Hallo liebe Community,

zur Zeit habe ich folgendes Problem und zwar möchte ich eine vorhandene PDF Datei in der Tabellen vorhanden sind in eine Excel Tabelle umwandeln. Dies kann ich mit dem Adobe Writer 5 bzw 6 auch erstellen, leider ist dieser aufwand sehr langwierig.

Gibt es eine Möglichkeit per C++ die PDF auszulesen bzw umzuwandeln (vielleicht in eine css) und dies dann wieder in Excel einzubinden?

Wäre für Tipps und Vorschläge dankbar da ich ziemlich auf den Schlauch stehe.

Danke
Warli


----------



## Tobias K. (17. Juni 2005)

moin


Schonmal die Suchfunktion des Boards benutzt?!
Da solltest du ein paar "Anregungen"finden.


mfg
umbrasaxum


----------



## warli (17. Juni 2005)

Hi,

danke für deine Antwort und ja ich habe sie benutzt aber leider noch kein vergleichbares gefunden.
Ich suche immer zuerst im Forum bevor ich schreibe -> deshalb so wenig Posts 

Wenn du ein Thread mit vergleichbaren Problem hast teile es mir bitte mit da ich keins finde.
Im Forum finde ich nur von irgendetwas nach PDF aber ich möchte wie gesagt den anderen Weg und das auch in C++.

Gruss
WarLi


----------



## KristophS (17. Juni 2005)

http://www.tutorials.de/tutorials206090.html&highlight=PDF+Excel 
Behandelt dieser Thread nicht genau dein Problem?


----------



## warli (20. Juni 2005)

Hallo KristophS

Erstmal danke dir.

indirekt ja, aber leider nicht das was ich brauche.
Mein Problem ist es aus der PDF Datei die sich über 30 Seiten reine Tabelle erstreckt eine verwendbare Datei zu erstellen die ich dann in Excel einbinden kann.

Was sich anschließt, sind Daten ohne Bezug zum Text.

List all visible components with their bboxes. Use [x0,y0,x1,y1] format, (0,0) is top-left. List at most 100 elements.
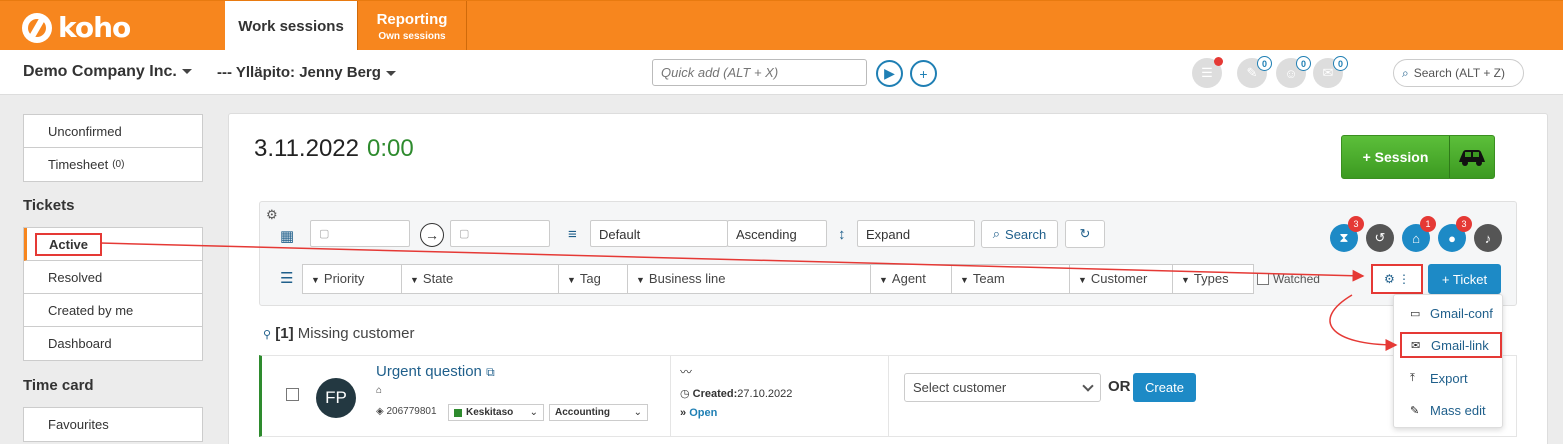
filter-settings-icon[interactable]: ⚙ [266,207,278,223]
chevron-down-icon: ▼ [879,275,888,285]
column-priority[interactable]: ▼ Priority [303,265,402,293]
column-state[interactable]: ▼ State [402,265,559,293]
chevron-down-icon: ▼ [567,275,576,285]
menu-item-gmail-conf[interactable]: ▭ Gmail-conf [1394,300,1504,326]
missing-customer-icon: ⚲ [263,329,272,341]
car-icon [1459,150,1485,166]
select-customer-dropdown[interactable]: Select customer [904,373,1101,402]
calendar-icon: ▦ [280,228,295,245]
sort-select[interactable]: Default [590,220,728,247]
chevron-down-icon: ▼ [410,275,419,285]
tab-reporting[interactable]: Reporting Own sessions [357,1,467,51]
chevron-down-icon: ⌄ [633,407,642,418]
column-agent[interactable]: ▼ Agent [871,265,952,293]
expand-select[interactable]: Expand [857,220,975,247]
sidebar-item-resolved[interactable]: Resolved [24,261,202,294]
date-from-input[interactable]: ▢ [310,220,410,247]
pencil-icon: ✎ [1410,404,1420,417]
gmail-link-icon: ✉ [1411,339,1421,352]
play-icon: ▶ [884,65,895,81]
group-count: [1] [275,325,294,342]
created-date: 27.10.2022 [737,388,793,400]
watched-checkbox-box[interactable] [1257,273,1269,285]
play-button[interactable]: ▶ [876,60,903,87]
company-selector[interactable]: Demo Company Inc. [23,63,192,81]
history-icon[interactable]: ↺ [1366,224,1394,252]
main-panel: 3.11.2022 0:00 + Session ⚙ ▦ ▢ → ▢ ≡ Defa… [228,113,1548,444]
sidebar-item-label: Favourites [48,417,109,432]
ticket-select-checkbox[interactable] [286,388,299,401]
created-label: Created: [692,388,738,400]
ticket-state[interactable]: » Open [680,407,717,419]
timesheet-count: (0) [112,159,125,170]
date-to-input[interactable]: ▢ [450,220,550,247]
ticket-id: ◈ 206779801 [376,406,437,417]
tickets-count-badge: 0 [1257,56,1272,71]
home-icon: ⌂ [376,385,383,396]
column-types[interactable]: ▼ Types [1173,265,1253,293]
settings-dropdown-menu: ▭ Gmail-conf ✉ Gmail-link ⤒ Export ✎ Mass ed… [1393,294,1503,428]
business-line-select[interactable]: Accounting ⌄ [549,404,648,421]
ticket-id-value: 206779801 [386,406,437,417]
gear-icon: ⚙ [1383,272,1395,286]
ticket-title-link[interactable]: Urgent question ⧉ [376,363,495,380]
search-button[interactable]: ⌕ Search [981,220,1058,248]
search-icon: ⌕ [992,226,1001,241]
quick-add-input[interactable] [652,59,867,86]
priority-color [454,408,462,417]
sidebar-tickets-group: Active Resolved Created by me Dashboard [23,227,203,361]
create-customer-button[interactable]: Create [1133,373,1196,402]
clock-icon: ◷ [680,388,690,400]
car-button[interactable] [1450,136,1494,178]
messages-count-badge: 0 [1333,56,1348,71]
sidebar-item-unconfirmed[interactable]: Unconfirmed [24,115,202,148]
ticket-row[interactable]: FP Urgent question ⧉ ⌂ ◈ 206779801 Keski… [259,355,1517,437]
order-select[interactable]: Ascending [727,220,827,247]
sidebar-item-active[interactable]: Active [24,228,202,261]
chevron-down-icon: ▼ [1181,275,1190,285]
watched-checkbox[interactable]: Watched [1257,272,1320,286]
sidebar-item-dashboard[interactable]: Dashboard [24,327,202,360]
row-divider [888,356,889,436]
koho-logo[interactable]: koho [22,11,131,44]
menu-item-mass-edit[interactable]: ✎ Mass edit [1394,397,1504,423]
avatar: FP [316,378,356,418]
session-button-group: + Session [1341,135,1495,179]
menu-item-export[interactable]: ⤒ Export [1394,365,1504,391]
sidebar-item-label: Active [35,232,103,256]
menu-item-gmail-link[interactable]: ✉ Gmail-link [1400,332,1502,358]
column-label: Business line [648,271,726,286]
top-navigation-bar: koho Work sessions Reporting Own session… [0,0,1563,51]
column-label: Agent [891,271,926,286]
tickets-heading: Tickets [23,197,75,214]
add-session-button[interactable]: + Session [1342,136,1450,178]
sidebar-top-group: Unconfirmed Timesheet (0) [23,114,203,182]
more-vertical-icon: ⋮ [1398,272,1411,286]
tab-work-sessions[interactable]: Work sessions [225,1,357,51]
sidebar-item-created-by-me[interactable]: Created by me [24,294,202,327]
bell-icon[interactable]: ♪ [1474,224,1502,252]
settings-menu-button[interactable]: ⚙ ⋮ [1371,264,1423,294]
sidebar-item-timesheet[interactable]: Timesheet (0) [24,148,202,181]
column-team[interactable]: ▼ Team [952,265,1070,293]
column-business-line[interactable]: ▼ Business line [628,265,871,293]
tab-reporting-sublabel: Own sessions [378,30,446,42]
logo-text: koho [58,11,131,44]
maintenance-selector[interactable]: --- Ylläpito: Jenny Berg [217,64,396,81]
session-date: 3.11.2022 [254,135,359,162]
external-link-icon[interactable]: ⧉ [486,365,495,379]
select-customer-label: Select customer [913,380,1007,395]
column-tag[interactable]: ▼ Tag [559,265,628,293]
chevron-down-icon: ▼ [960,275,969,285]
koho-logo-icon [22,12,52,43]
global-search-input[interactable]: ⌕ Search (ALT + Z) [1393,59,1524,87]
column-label: Customer [1090,271,1148,286]
activity-icon: 〰 [680,365,693,379]
company-name: Demo Company Inc. [23,63,177,80]
add-button[interactable]: + [910,60,937,87]
priority-select[interactable]: Keskitaso ⌄ [448,404,544,421]
add-ticket-button[interactable]: + Ticket [1428,264,1501,294]
column-customer[interactable]: ▼ Customer [1070,265,1173,293]
sidebar-item-favourites[interactable]: Favourites [24,408,202,441]
refresh-button[interactable]: ↻ [1065,220,1105,248]
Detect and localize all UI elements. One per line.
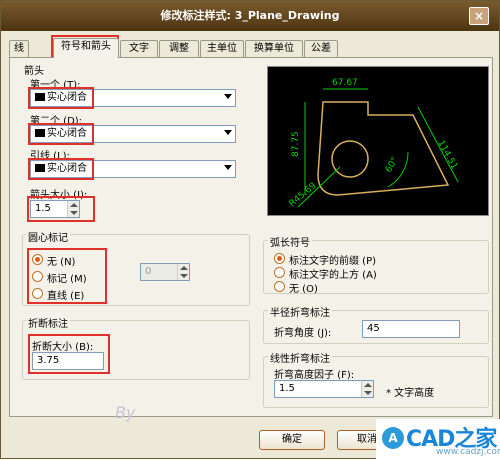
hole-circle: [331, 140, 369, 178]
linear-jog-label: 线性折弯标注: [268, 350, 332, 365]
close-button[interactable]: ×: [469, 7, 489, 25]
center-mark-size-input[interactable]: 0: [140, 263, 190, 281]
arrowheads-group-label: 箭头: [24, 66, 44, 77]
preview-drawing: 67.67 87.75 114.51 60° R45.69: [288, 78, 459, 209]
highlight-second: [28, 123, 94, 145]
tab-alternate-units[interactable]: 换算单位: [245, 40, 303, 57]
arc-above-label: 标注文字的上方 (A): [289, 270, 377, 281]
highlight-arrow-size: [27, 196, 95, 222]
dim-radius-text: R45.69: [288, 181, 319, 209]
center-marks-label: 圆心标记: [26, 229, 70, 244]
dim-angle-text: 60°: [384, 156, 401, 175]
part-outline: [317, 101, 450, 196]
chevron-down-icon: [224, 165, 232, 170]
jog-angle-input[interactable]: 45: [362, 320, 460, 338]
preview-pane: 67.67 87.75 114.51 60° R45.69: [267, 66, 489, 216]
cadzj-logo: A CAD之家 www.cadzj.com: [376, 419, 500, 460]
tab-primary-units[interactable]: 主单位: [200, 40, 244, 57]
ok-button[interactable]: 确定: [259, 430, 325, 450]
tab-symbols-arrows[interactable]: 符号和箭头: [53, 38, 119, 58]
tab-tolerances[interactable]: 公差: [304, 40, 338, 57]
tab-lines[interactable]: 线: [9, 40, 29, 57]
watermark-by: By: [115, 403, 136, 422]
tab-fit[interactable]: 调整: [159, 40, 199, 57]
logo-url: www.cadzj.com: [436, 447, 500, 457]
jog-factor-value: 1.5: [279, 383, 295, 394]
logo-a-icon: A: [382, 427, 404, 449]
highlight-center-marks: [27, 248, 107, 304]
dialog-title: 修改标注样式: 3_Plane_Drawing: [160, 9, 340, 22]
spinner-arrows-icon[interactable]: [361, 381, 373, 397]
text-height-label: * 文字高度: [386, 388, 435, 399]
jog-factor-input[interactable]: 1.5: [274, 380, 374, 398]
title-bar: 修改标注样式: 3_Plane_Drawing ×: [1, 1, 499, 31]
break-group-label: 折断标注: [26, 315, 70, 330]
highlight-break: [28, 334, 110, 374]
radius-jog-label: 半径折弯标注: [268, 304, 332, 319]
arc-above-radio[interactable]: [274, 267, 285, 278]
center-mark-size-value: 0: [145, 266, 152, 277]
arc-prefix-label: 标注文字的前缀 (P): [289, 256, 377, 267]
arc-prefix-radio[interactable]: [274, 253, 285, 264]
arc-none-radio[interactable]: [274, 281, 285, 292]
spinner-arrows-icon[interactable]: [177, 264, 189, 280]
dim-top-text: 67.67: [332, 78, 358, 88]
jog-angle-label: 折弯角度 (J):: [274, 328, 332, 339]
symbols-arrows-panel: 箭头 第一个 (T): 实心闭合 第二个 (D): 实心闭合 引线 (L): 实…: [9, 57, 493, 422]
chevron-down-icon: [224, 130, 232, 135]
tab-strip: 线 符号和箭头 文字 调整 主单位 换算单位 公差: [9, 38, 493, 58]
dimension-style-dialog: 修改标注样式: 3_Plane_Drawing × 线 符号和箭头 文字 调整 …: [0, 0, 500, 460]
tab-text[interactable]: 文字: [120, 40, 158, 57]
highlight-first: [28, 87, 94, 109]
chevron-down-icon: [224, 94, 232, 99]
arc-none-label: 无 (O): [289, 284, 318, 295]
highlight-leader: [28, 158, 94, 180]
jog-factor-label: 折弯高度因子 (F):: [274, 370, 355, 381]
dim-left-text: 87.75: [291, 131, 301, 157]
arc-length-label: 弧长符号: [268, 234, 312, 249]
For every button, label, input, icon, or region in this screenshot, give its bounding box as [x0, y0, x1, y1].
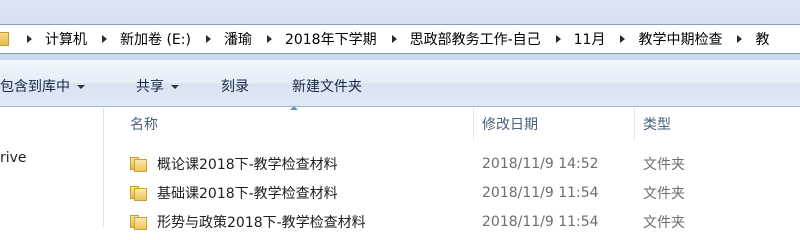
- nav-item-drive[interactable]: rive: [0, 150, 27, 166]
- burn-button[interactable]: 刻录: [221, 76, 249, 96]
- column-header-date-modified[interactable]: 修改日期: [474, 108, 635, 140]
- breadcrumb-midterm-check[interactable]: 教学中期检查: [606, 25, 723, 53]
- file-type: 文件夹: [643, 214, 685, 231]
- breadcrumb-current[interactable]: 教: [723, 25, 770, 53]
- file-date: 2018/11/9 14:52: [482, 155, 599, 172]
- folder-icon: [130, 186, 148, 201]
- sort-ascending-icon: [290, 106, 298, 110]
- file-list: 名称 修改日期 类型 概论课2018下-教学检查材料 2018/11/9 14:…: [105, 106, 800, 231]
- breadcrumb-user[interactable]: 潘瑜: [192, 25, 253, 53]
- breadcrumb-separator-icon[interactable]: [620, 35, 626, 43]
- list-item[interactable]: 概论课2018下-教学检查材料 2018/11/9 14:52 文件夹: [105, 151, 800, 176]
- breadcrumb-separator-icon[interactable]: [737, 35, 743, 43]
- breadcrumb-separator-icon[interactable]: [205, 35, 211, 43]
- breadcrumb-department[interactable]: 思政部教务工作-自己: [378, 25, 542, 53]
- file-date: 2018/11/9 11:54: [482, 184, 599, 201]
- folder-icon: [130, 157, 148, 172]
- share-button[interactable]: 共享: [136, 76, 179, 96]
- breadcrumb-semester[interactable]: 2018年下学期: [253, 25, 378, 53]
- breadcrumb-separator-icon[interactable]: [391, 35, 397, 43]
- address-bar-frame: 计算机 新加卷 (E:) 潘瑜 2018年下学期 思政部教务工作-自己 11月 …: [0, 0, 800, 60]
- breadcrumb-month[interactable]: 11月: [542, 25, 607, 53]
- list-item[interactable]: 形势与政策2018下-教学检查材料 2018/11/9 11:54 文件夹: [105, 209, 800, 234]
- file-date: 2018/11/9 11:54: [482, 213, 599, 230]
- new-folder-button[interactable]: 新建文件夹: [292, 76, 362, 96]
- address-bar[interactable]: 计算机 新加卷 (E:) 潘瑜 2018年下学期 思政部教务工作-自己 11月 …: [0, 24, 800, 54]
- breadcrumb-drive[interactable]: 新加卷 (E:): [88, 25, 192, 53]
- folder-icon: [130, 215, 148, 230]
- navigation-pane: rive: [0, 108, 104, 227]
- column-header-type[interactable]: 类型: [635, 108, 800, 140]
- breadcrumb-computer[interactable]: 计算机: [13, 25, 88, 53]
- file-type: 文件夹: [643, 156, 685, 173]
- column-header-name[interactable]: 名称: [105, 108, 474, 140]
- list-item[interactable]: 基础课2018下-教学检查材料 2018/11/9 11:54 文件夹: [105, 180, 800, 205]
- chevron-down-icon: [77, 85, 85, 89]
- breadcrumb-separator-icon[interactable]: [27, 35, 32, 43]
- chevron-down-icon: [171, 85, 179, 89]
- command-bar: 包含到库中 共享 刻录 新建文件夹: [0, 60, 800, 107]
- file-name: 形势与政策2018下-教学检查材料: [157, 214, 366, 231]
- folder-icon: [0, 32, 9, 46]
- file-type: 文件夹: [643, 185, 685, 202]
- breadcrumb-separator-icon[interactable]: [266, 35, 272, 43]
- breadcrumb-separator-icon[interactable]: [102, 35, 107, 43]
- file-name: 概论课2018下-教学检查材料: [157, 156, 338, 173]
- include-in-library-button[interactable]: 包含到库中: [0, 76, 85, 96]
- breadcrumb-separator-icon[interactable]: [555, 35, 561, 43]
- file-name: 基础课2018下-教学检查材料: [157, 185, 338, 202]
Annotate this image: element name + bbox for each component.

Wenn ich das PDF als CSV speichern kann, wäre das dann auch kein Problem.
Ich denke meine Frage wurde wohl falsch verstanden.

Ich würde gerne eine X Seiten PDF ohne abzutippen mittels C++ in ein für Excel verständliches Format umwandeln.
Sprich ich starte mein Programm, der Anwender wird gefragt welches PDF, danach wird es on the fly umgewandelt und als Excel Datei abgespeichert.

Ich habe auch versucht per Hand dies ganze erstmal zu probieren wobei sich alleine dieses schon als echt mühselig herausstellte da ich jede einzelne Seite makieren musste in Acrobat.

In dem Thread den du mir gegeben hast, soll das PDF in Excel abgetippt werden und ein Beispiel Code für auslesen einer CSV ist auch dabei, dies alles jedoch ist nicht das was ich brauche.

Ein Ansatz wie ich per C++ die PDF auslesen und als CSV speichern kann wäre deshalb echt super.

Danke


----------